4 Developmetal Biology Department, University of Science and Culture, ACECR, Tehran, Iran

5 Physiology and Proteomics Department , Agricultural Biotechnology Research Institute of Iran, Karaj, Iran


Objective: Detection of central nervous system (CNS) molecular defects in an animal model of multiple sclerosis.

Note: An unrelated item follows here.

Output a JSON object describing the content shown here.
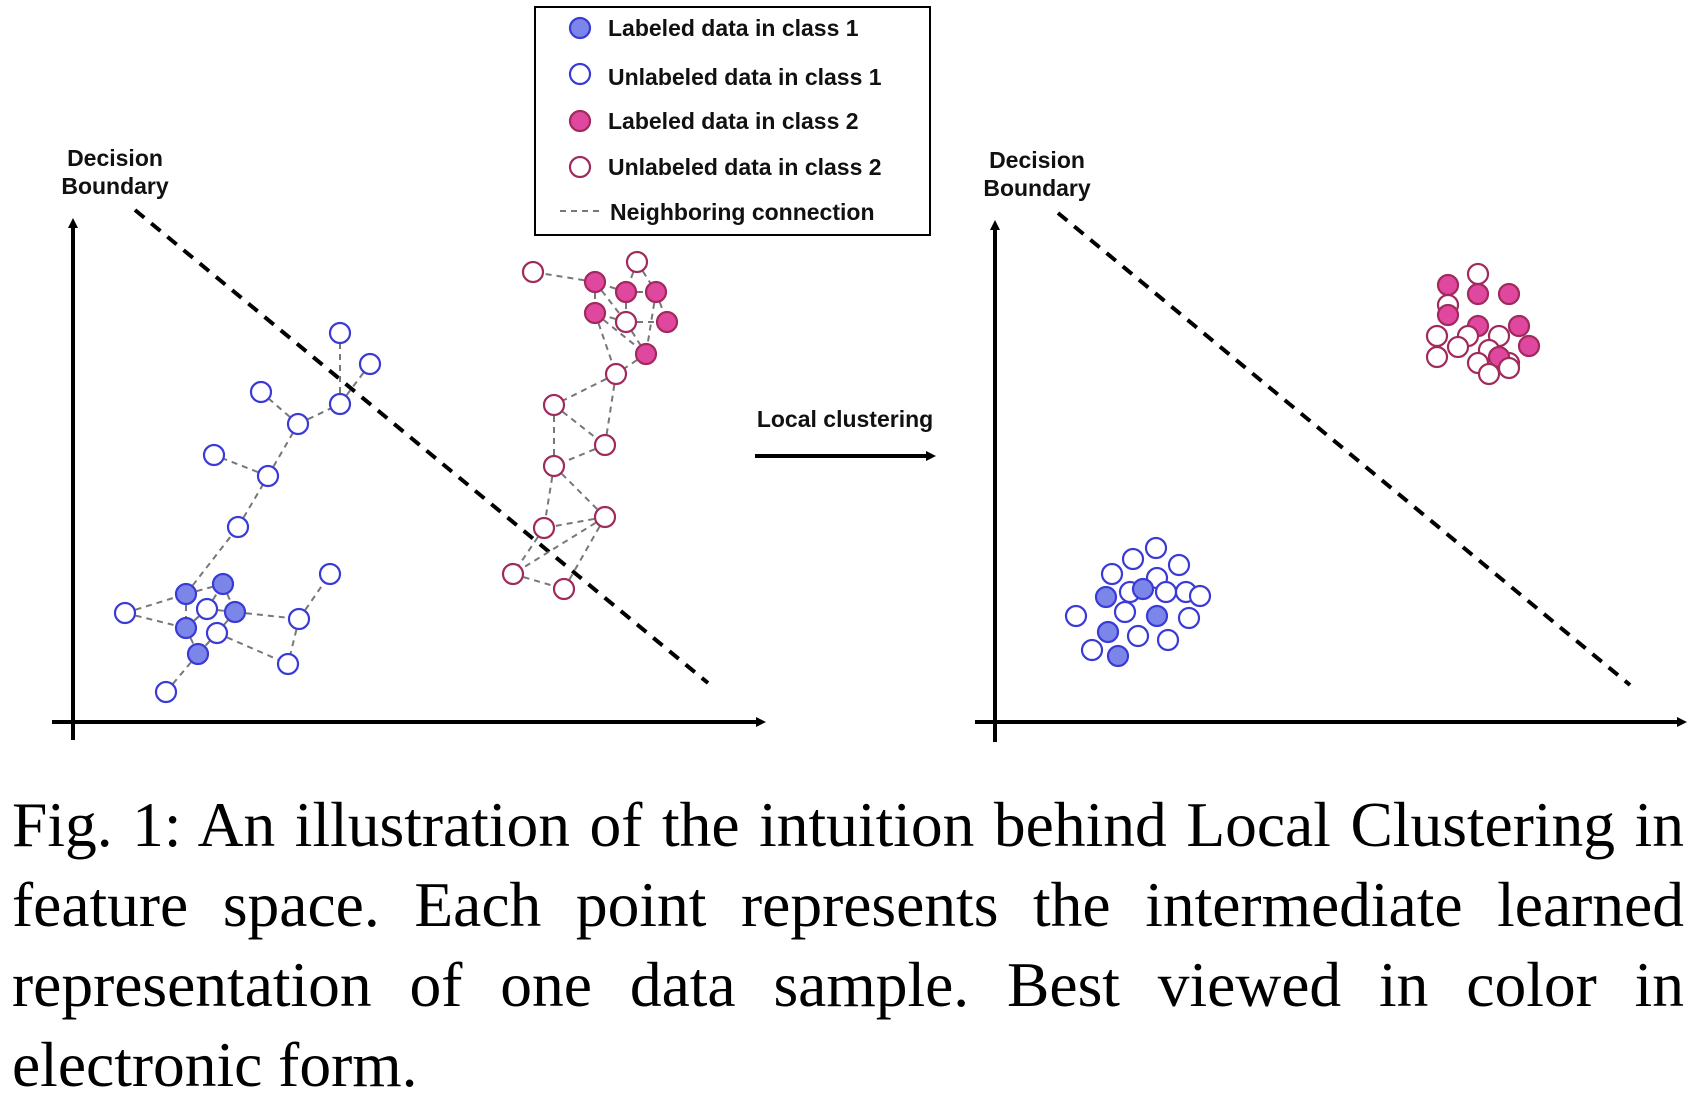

Materials and Methods: Experimental autoimmune encephalomyelitis (EAE) was induced by a myelin oligodendrocyte glycoprotein. Protein expression profiles in the central nervous system between healthy clinical scores 1 and 3 of EAE were studied using a two dimensional electrophoresis based proteomics approach coupled with MALDI TOF/TOF mass spectrometry. Results: We identified 8 mitochondrial proteins that were differentially expressed in CNS, all of them down-regulated in scores 1 and/or 3. Of these, 5 proteins belong to the mitochondrial respiratory chain including: NADH dehydrogenase (ubiquinone) Fe-S protein 8, cytochrome c oxidase Va, cytochrome c oxidase Vb, ATP5B, NADH dehydrogenase (ubiquinone) flavoprotein 2. We also observed down-regulation of three other mitochondrial proteins including: glutaredoxin 5, estradiol 17 beta-dehydrogenase 8 and isocitrate dehydrogenase.
Conclusion: Down-regulation of mitochondrial proteins supported the hypothesis that hypoxia-like tissue injury in multiple sclerosis (MS) lesions may be due to mitochondrial impairment.